In this blog by William Briggs, who seems to be a prolific lecturer/writer on pop-statistics, he condemns the "Bayesian Metaphor" which is essentially referring to Bayesian probability as belief.
Quoting from a post on vampires, “In Bayesian inference, you start with some initial beliefs (called ‘Bayesian priors’ or just ‘priors’), and then you ‘update’ them as you receive new evidence.”
This is the standard metaphor, and it’s not so much wrong as unhelpful, misleading, and restricting. The metaphor derives from Bayes’s rule (details which can be looked up anywhere) and which gives a formula which on the right-hand-side is supposed to be an element representing “prior beliefs.” The formula itself is correct, as most math is. But because math is correct does not mean that it means what you think it means.
In my opinion, the prior being a "belief" is not a metaphor, but it is a veritable reflection of Bayesian probability. For instance, Bayesians can probabilistically quantify events that frequentists cannot such as the location of a quantum particle. I understand the distinction between Bayes' Rule and Bayesian Statistics: the former is a probabilistic law that applies to frequentist as well as Bayesian inference as well; the latter deals with a Bayesian interpretation of probability. He goes on to say:
This is wrong because there is no such thing as “Pr(Y)” or “Pr(X)”. These objects do not exist. Numbers can be put in their place and the equation can be made to work out, but it is the step of putting numbers in that is wrong. There is no such thing as an unconditional probability, so we can never write without error “Pr(Y)” or “Pr(X)”. Instead, we should write e.g. Pr(Y|W) or Pr(X|W), where W is the knowledge we start with, i.e. our real prior (knowledge).
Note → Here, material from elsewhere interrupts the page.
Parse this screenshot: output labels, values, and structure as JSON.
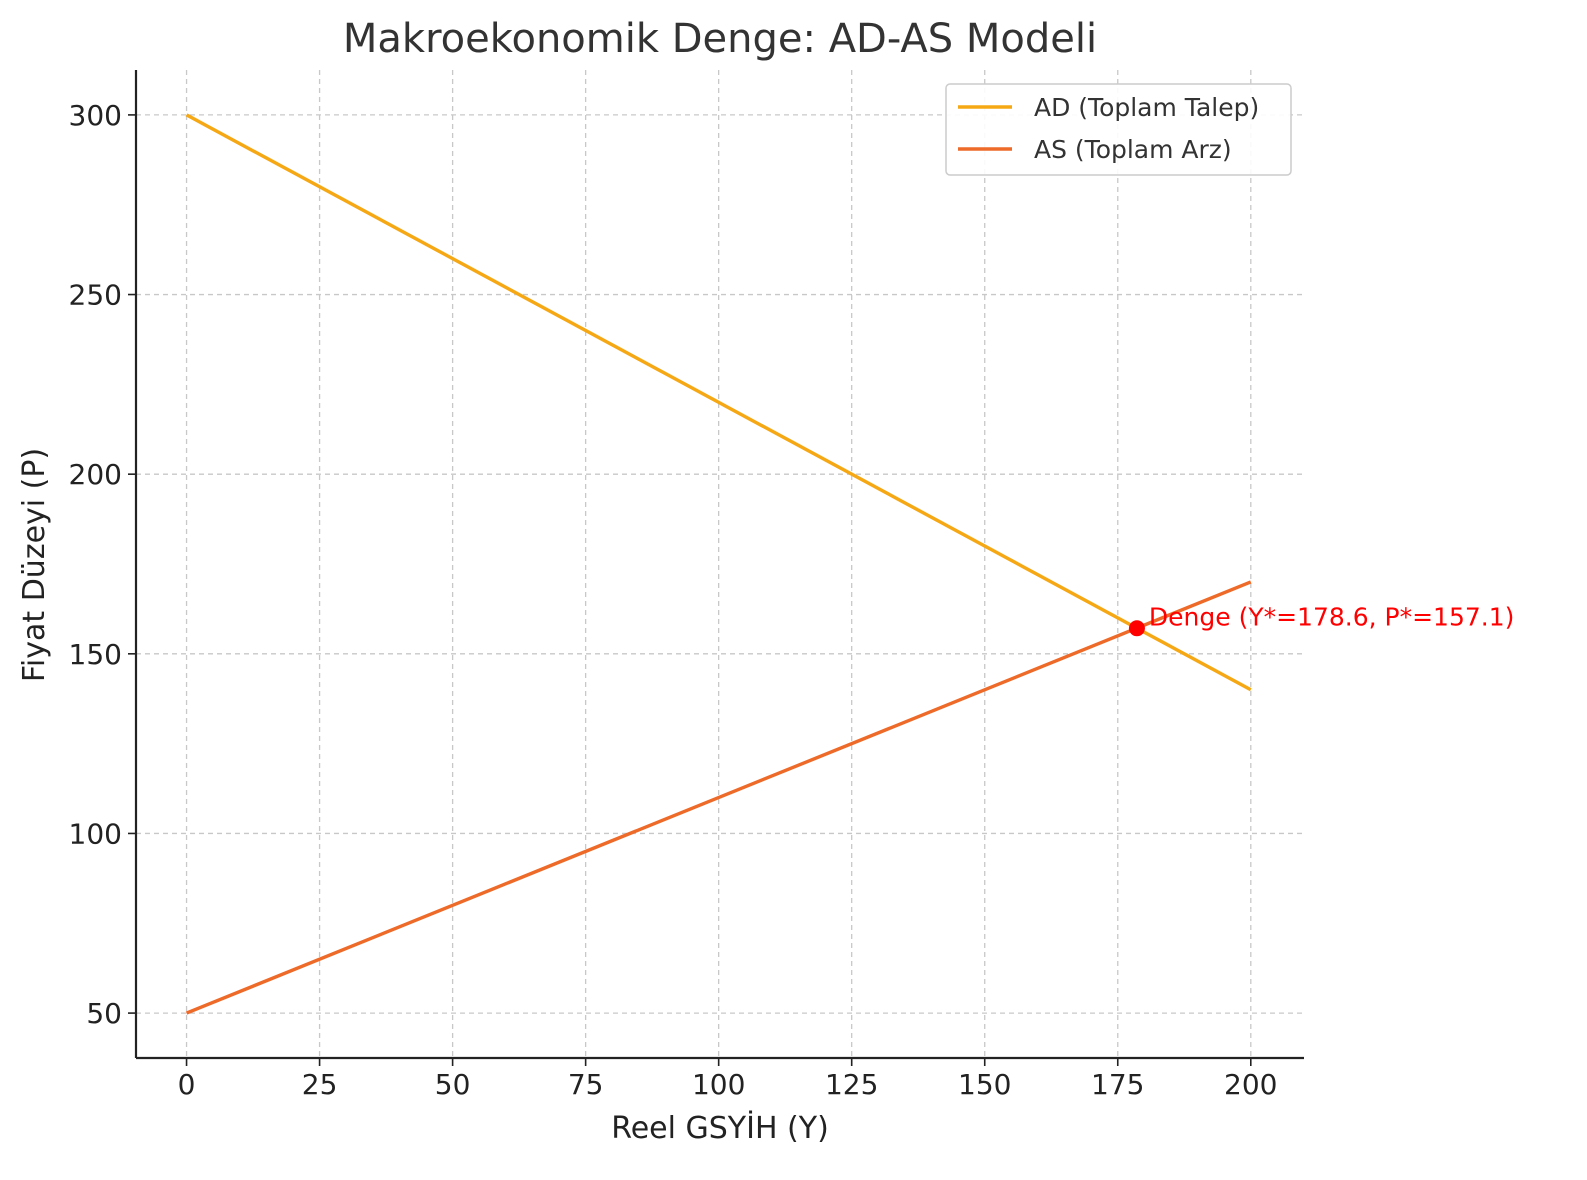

And I think at this point--that this post doesn't seem to have anything to do with Bayesian statistics at all. Like a frequentist putting uncertainty bounds on uncertainty bounds, it seems the Bayesian analogue is conditioning on conditioning.
Is this blog sound reasoning? Is there actually a distinction between "belief" and "knowledge" when specifying a prior? If a conditional density exists, such as $Pr(Y|W)$ then a marginal density exists as well $Pr(Y) = \int Pr(Y|W)Pr(W)$?